The NY Times inappropriately uses an opinion piece that belongs in the Op Ed section of the paper, as a news piece because the paper illustrates forcefully and unmistakably its vehement distaste for firearms in civilian hands. Value judgments belong in the editorial section, not in the news section, of a newspaper. The Times is not, it is clear, invariably, concerned with truth in reporting-certainly not on matters pertaining to firearms as the paper deliberately confuses the public rather than informs the public.

The NY Times reporters, Messrs. Santora and Baker, assert that, “the law [NY SAFE] was also aimed at decreasing the damage a gunman could do by limiting the size of a clip to 10 rounds.” But, then, since Henry Bello “carried three of them,” as Messrs. Santora and Baker assert, quoting an unnamed law enforcement official: “as a practical matter, Dr. Bello ‘had his 30 rounds.'” What are the Times reporters getting at here? It’s no secret.

The NY Times is making a case, in customary oblique fashion that, since semiautomatic weapons generally use clips, it hardly matters how many rounds a clip may hold. An individual can carry several clips at once, easily loading them into the firearm

The law enforcement official, whom the Times reporters quote, says the .223 cartridge are “large rounds.” But, is the .223 cartridge a large round? What does the expression “large round” mean? Do firearms experts even use expressions “large round” or “small round” to describe cartridges?
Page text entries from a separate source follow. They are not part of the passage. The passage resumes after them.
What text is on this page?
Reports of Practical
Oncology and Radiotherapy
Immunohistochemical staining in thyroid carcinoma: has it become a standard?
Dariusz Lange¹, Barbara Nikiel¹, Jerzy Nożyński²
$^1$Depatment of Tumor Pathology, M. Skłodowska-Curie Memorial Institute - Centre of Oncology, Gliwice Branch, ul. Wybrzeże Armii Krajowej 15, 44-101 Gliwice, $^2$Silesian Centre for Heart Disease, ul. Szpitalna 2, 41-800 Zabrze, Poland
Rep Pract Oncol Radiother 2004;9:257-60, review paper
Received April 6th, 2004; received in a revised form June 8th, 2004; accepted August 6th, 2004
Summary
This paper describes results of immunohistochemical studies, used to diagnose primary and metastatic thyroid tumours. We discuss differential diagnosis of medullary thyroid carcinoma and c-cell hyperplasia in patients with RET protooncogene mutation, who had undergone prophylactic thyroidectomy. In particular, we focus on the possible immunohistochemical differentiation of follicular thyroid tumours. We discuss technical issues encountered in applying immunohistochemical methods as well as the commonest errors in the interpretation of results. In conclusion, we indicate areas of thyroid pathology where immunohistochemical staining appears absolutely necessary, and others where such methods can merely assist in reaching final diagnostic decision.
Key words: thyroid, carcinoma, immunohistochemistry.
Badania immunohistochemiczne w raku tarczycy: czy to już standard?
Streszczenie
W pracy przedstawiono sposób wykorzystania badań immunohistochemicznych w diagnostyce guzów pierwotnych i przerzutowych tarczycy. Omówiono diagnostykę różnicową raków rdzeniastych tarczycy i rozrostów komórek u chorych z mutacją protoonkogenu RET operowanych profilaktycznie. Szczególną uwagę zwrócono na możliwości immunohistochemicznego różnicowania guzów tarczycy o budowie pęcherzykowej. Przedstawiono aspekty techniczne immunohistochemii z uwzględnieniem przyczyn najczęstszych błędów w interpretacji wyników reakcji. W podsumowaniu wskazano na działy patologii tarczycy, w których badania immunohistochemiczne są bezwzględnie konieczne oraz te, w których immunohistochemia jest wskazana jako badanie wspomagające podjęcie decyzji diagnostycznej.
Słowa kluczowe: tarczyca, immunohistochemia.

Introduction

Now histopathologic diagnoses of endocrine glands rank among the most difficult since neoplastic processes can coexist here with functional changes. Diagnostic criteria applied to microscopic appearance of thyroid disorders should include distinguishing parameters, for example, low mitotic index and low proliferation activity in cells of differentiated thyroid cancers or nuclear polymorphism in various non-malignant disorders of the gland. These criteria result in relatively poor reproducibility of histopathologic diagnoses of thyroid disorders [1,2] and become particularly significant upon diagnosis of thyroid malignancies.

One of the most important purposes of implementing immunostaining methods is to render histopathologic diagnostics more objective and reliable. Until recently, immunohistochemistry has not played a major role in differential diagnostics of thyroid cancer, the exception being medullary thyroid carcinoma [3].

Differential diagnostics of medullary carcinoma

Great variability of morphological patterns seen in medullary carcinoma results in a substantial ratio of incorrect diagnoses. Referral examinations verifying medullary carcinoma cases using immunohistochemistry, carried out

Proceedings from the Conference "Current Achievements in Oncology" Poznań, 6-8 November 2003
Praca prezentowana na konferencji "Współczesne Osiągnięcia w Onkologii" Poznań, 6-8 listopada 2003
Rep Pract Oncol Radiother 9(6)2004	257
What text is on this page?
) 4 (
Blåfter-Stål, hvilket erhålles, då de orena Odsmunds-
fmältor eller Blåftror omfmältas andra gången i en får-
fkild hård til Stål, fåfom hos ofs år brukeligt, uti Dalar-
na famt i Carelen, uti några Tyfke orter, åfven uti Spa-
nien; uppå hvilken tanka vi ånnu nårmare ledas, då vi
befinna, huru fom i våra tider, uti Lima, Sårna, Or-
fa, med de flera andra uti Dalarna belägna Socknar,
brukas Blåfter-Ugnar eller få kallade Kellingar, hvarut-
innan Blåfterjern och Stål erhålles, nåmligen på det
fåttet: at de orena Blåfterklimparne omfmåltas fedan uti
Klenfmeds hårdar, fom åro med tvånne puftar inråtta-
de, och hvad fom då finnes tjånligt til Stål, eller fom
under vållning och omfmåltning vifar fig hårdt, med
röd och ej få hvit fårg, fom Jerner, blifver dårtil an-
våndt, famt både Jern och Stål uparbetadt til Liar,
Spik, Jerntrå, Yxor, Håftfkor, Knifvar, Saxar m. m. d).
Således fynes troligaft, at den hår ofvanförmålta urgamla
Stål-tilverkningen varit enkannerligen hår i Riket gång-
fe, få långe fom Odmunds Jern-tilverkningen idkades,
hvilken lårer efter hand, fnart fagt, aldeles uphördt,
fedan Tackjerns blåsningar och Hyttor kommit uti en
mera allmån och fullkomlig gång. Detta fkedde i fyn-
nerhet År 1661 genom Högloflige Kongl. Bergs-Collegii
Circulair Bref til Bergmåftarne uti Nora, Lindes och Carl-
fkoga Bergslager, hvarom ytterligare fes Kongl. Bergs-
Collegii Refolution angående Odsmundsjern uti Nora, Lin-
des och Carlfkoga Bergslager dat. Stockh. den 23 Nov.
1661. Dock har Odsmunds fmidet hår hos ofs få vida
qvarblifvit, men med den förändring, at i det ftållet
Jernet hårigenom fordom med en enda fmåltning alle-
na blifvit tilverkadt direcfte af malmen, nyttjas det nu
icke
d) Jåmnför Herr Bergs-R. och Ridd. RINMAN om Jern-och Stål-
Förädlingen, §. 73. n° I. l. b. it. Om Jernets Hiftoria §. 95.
If a military assault rifle were chambered for a typical high-power cartridge such as the .30-06-the round utilized in the semiautomatic M1 Garand Rifle-such round in an assault rifle would be useless for hand-held full auto fire because a soldier would find the weapon extremely difficult to control. The .223 also has distinct advantages for civilian defensive use. The cartridge is frangible. That means it is designed to disintegrate when it comes into contact with a hard surface. A .30-06 cartridge, on the other hand, can easily penetrate hard surfaces. As with the fictional “assault weapon” itself that the reporters, Santora and Baker talk about, the article presented is essentially an Op Ed propaganda piece masked as a news story.

The New York Times presents false information pertaining to firearms and ammunition, passes that information off as factually true, and uses that information in an Op Ed piece, itself disguised as a factually true and neutral news article. The newspaper does this to buttress a narrative. It is a narrative which the public has seen many times before and, undoubtedly, will see many times to come. It is this: “assault weapons are weapons of war and ought to be banned outright.” The verbiage may change slightly here and there. But, the message is always the same. It is a message intended not to educate the American public, engaging the public’s intellectual faculties, but, rather, one designed to stir the emotions of the public-the “lizard” part of the brain.

Mainstream media organizations such as the New York Times orchestrate against the preservation of our Nation-against the idea of a free Republic as our founders intended it. They construe our Bill of Rights in a manner alien to our framers’-alien to the meaning inherent in the rights and liberties codified in the Bill of Rights as the framers drafted it. But, we are faced today with those that argue that such restrictions and repressions on firearms ownership and possession must be restricted and, they dare to say that this is good a thing for the American people.

What is good, and right, and natural is, these gun grabbers believe, is just a matter of perception. Change one’s perceptions and you change one’s reality-you change one’s sense of what is just and proper. And, they intend to change the public’s perceptions toward guns and toward civilian gun ownership. The forces that crush seek to change our reality-to change the idea that we, Americans, are unique, and to destroy the notion that our uniqueness is expressed and reflected first and foremost, in the natural right of the people to keep and bear arms.